January 20, 2011

The need to articulate.

Joshua always asks me the same question: "Auntie, who is your best friend in all the children?" With the fair heart of a parent I tell him that I don't have favourites, but unsatisfied he begs me to pick just one. I tell him that I love each child the same even though I love them all for different reasons. Reasons that make them each unique. He looked thoughtful over that explanation for a long time and then with the upmost sincerity looked up at me and asks "Then Auntie Laura, what is it about me that makes you love me?"

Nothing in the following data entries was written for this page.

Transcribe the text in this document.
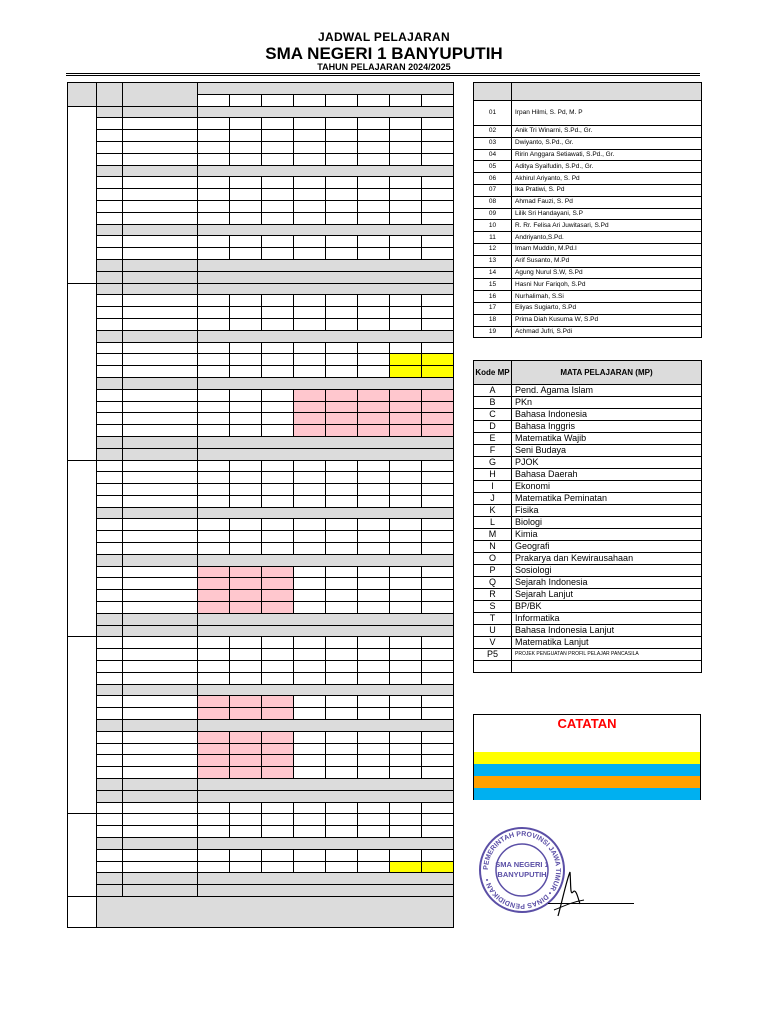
JADWAL PELAJARAN
SMA NEGERI 1 BANYUPUTIH
TAHUN PELAJARAN 2024/2025

01	Irpan Hilmi, S. Pd, M. P
02	Anik Tri Winarni, S.Pd., Gr.
03	Dwiyanto, S.Pd., Gr.
04	Ririn Anggara Setiawati, S.Pd., Gr.
05	Aditya Syaifudin, S.Pd., Gr.
06	Akhirul Ariyanto, S. Pd
07	Ika Pratiwi, S. Pd
08	Ahmad Fauzi, S. Pd
09	Lilik Sri Handayani, S.P
10	R. Rr. Felisa Ari Juwitasari, S.Pd
11	Andriyanto,S.Pd.
12	Imam Muddin, M.Pd.I
13	Arif Susanto, M.Pd
14	Agung Nurul S.W, S.Pd
15	Hasni Nur Fariqoh, S.Pd
16	Nurhalimah, S.Si
17	Eliyas Sugiarto, S.Pd
18	Prima Diah Kusuma W, S.Pd
19	Achmad Jufri, S.Pdi
Kode MP	MATA PELAJARAN (MP)
A	Pend. Agama Islam
B	PKn
C	Bahasa Indonesia
D	Bahasa Inggris
E	Matematika Wajib
F	Seni Budaya
G	PJOK
H	Bahasa Daerah
I	Ekonomi
J	Matematika Peminatan
K	Fisika
L	Biologi
M	Kimia
N	Geografi
O	Prakarya dan Kewirausahaan
P	Sosiologi
Q	Sejarah Indonesia
R	Sejarah Lanjut
S	BP/BK
T	Informatika
U	Bahasa Indonesia Lanjut
V	Matematika Lanjut
P5	PROJEK PENGUATAN PROFIL PELAJAR PANCASILA

CATATAN
PEMERINTAH PROVINSI JAWA TIMUR • DINAS PENDIDIKAN •
SMA NEGERI 1
BANYUPUTIH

..."Why do you love me?"...

I let the question hang in the space between us for only a moment- we must be quick to answer such a question because if we are quick to respond it affirms that we know why we love. How often do we point that out to people? Let me answer that- Not as often as I think we ought to. It makes my mind wander...does my friend know why they are one of my best friends? Does my family know why I love them as people, or do we take that love too easily for granted since we have the easy bond of mother to daughter...sister to sister? I ask myself as Joshua asks me, have I really made it evident to him why I love him- his character, his talents, his growing heart? I answer quickly because I don't want him to think that I just love him because he is in the choir and I am his Auntie. I don't want him to believe that love is simply created by circumstance.

And so over dinner I talk to him about how I love the way he values people, and I want to give him an example so that he knows what I see in him is real. I remind him of all the times he has greeted me and never missed saying hello to people in a church, or his Aunties and Uncles when they come in from a day off. I tell him I believe he has a God-given talent for drumming, and that teaching him in music I have seen him improve in not just playing but playing musically. He has a way of making people feel loved, and the list of things that make him special go on...

When I am done he turns to me without missing a beat and says "Auntie Laura, let me tell you why I love you okay? I love you because you are beautiful. I love you because you have a beautiful voice when you sing." The flattery is sweet and I smile, but then the real reasons come: "I love you because you make time to play with me and you play with me properly. You are not mean and we can just have fun. And I love you because you correct me when I do something wrong, even when I am frustrated and don't want to hear it you don't let me carry on doing the wrong thing."

How often I have underestimated a child's ability to verbalize what they feel. Often the hours spent on drawing their best picture for you speaks greater volumes of love than the note they write you on the back of the picture. I can tell they love me by the way they hug me, greet me, look at me captivated by my teaching, or ask me to stay up and talk with them at night. But it touched my heart especially to hear the reasons articulated, and it reminds me to articulate the reasons we love someone much more often than we do so that they never ask "why?".